Fans will no longer be able to tune into ESPN Tucson and hear Jeff Dean hosting his show. Friday morning was his last show, according to his Facebook and Twitter pages.

The Jeff Dean Show had been airing from 7-9a MT weekday mornings. Dean took to social media to relay the news and the reason behind him stepping away from the microphone. Dean said on Facebook:

“This morning I signed off from my radio show on ESPN Tucson for the final time. I have been devoting too much of my life and my time to working multiple jobs…the years of burning the candle at both ends has taken a dire toll on my health and for the first time in my life, I’m going to put myself and my livelihood first”

Jeff Dean Facebook

Dean went on to emphasize that he isn’t stepping away from ESPN Tucson, he’s just taking himself off the air. He also added that “gladly, I will be continuing my position as PA announcer of University of Arizona Football and Men’s basketball.”

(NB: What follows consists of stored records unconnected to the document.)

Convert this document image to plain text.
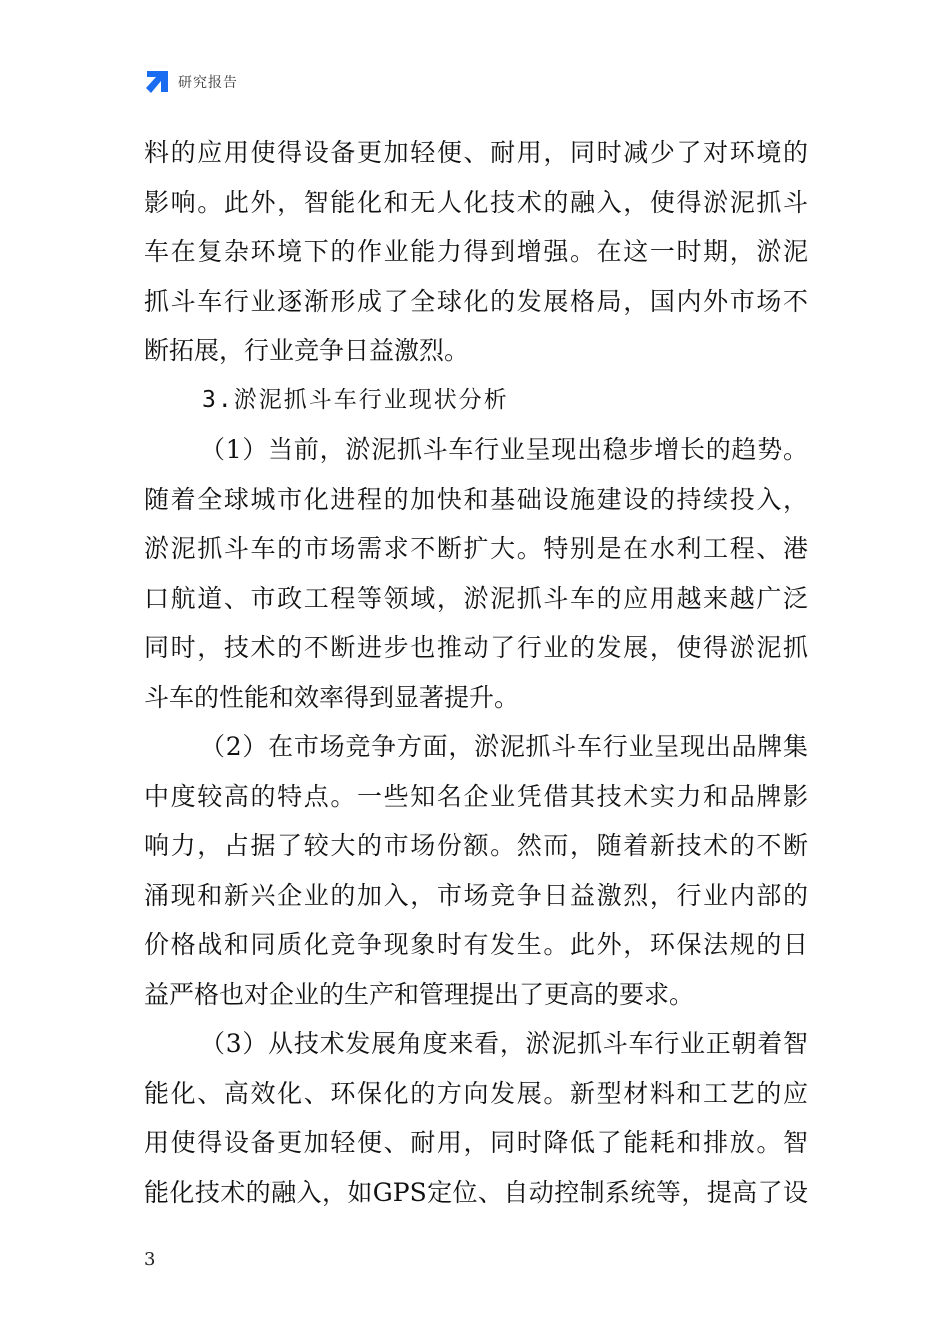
研究报告
料的应用使得设备更加轻便、耐用，同时减少了对环境的
影响。此外，智能化和无人化技术的融入，使得淤泥抓斗
车在复杂环境下的作业能力得到增强。在这一时期，淤泥
抓斗车行业逐渐形成了全球化的发展格局，国内外市场不
断拓展，行业竞争日益激烈。
3.淤泥抓斗车行业现状分析
（1）当前，淤泥抓斗车行业呈现出稳步增长的趋势。
随着全球城市化进程的加快和基础设施建设的持续投入，
淤泥抓斗车的市场需求不断扩大。特别是在水利工程、港
口航道、市政工程等领域，淤泥抓斗车的应用越来越广泛
同时，技术的不断进步也推动了行业的发展，使得淤泥抓
斗车的性能和效率得到显著提升。
（2）在市场竞争方面，淤泥抓斗车行业呈现出品牌集
中度较高的特点。一些知名企业凭借其技术实力和品牌影
响力，占据了较大的市场份额。然而，随着新技术的不断
涌现和新兴企业的加入，市场竞争日益激烈，行业内部的
价格战和同质化竞争现象时有发生。此外，环保法规的日
益严格也对企业的生产和管理提出了更高的要求。
（3）从技术发展角度来看，淤泥抓斗车行业正朝着智
能化、高效化、环保化的方向发展。新型材料和工艺的应
用使得设备更加轻便、耐用，同时降低了能耗和排放。智
能化技术的融入，如GPS定位、自动控制系统等，提高了设
3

Dean would also go onto Twitter to add even further context for his self-removal from the ESPN Tucson airwaves. He added, “It’s not a decision I arrived at hastily, as it’s been a 6 month mental grind to make the ultimate decision that had to be made, and I’m not particularly happy about it, but I have to put my health first, we all do, and make sure we’re around long enough to enjoy life”.

Dean had been ESPN Tucson’s morning host since November 2019.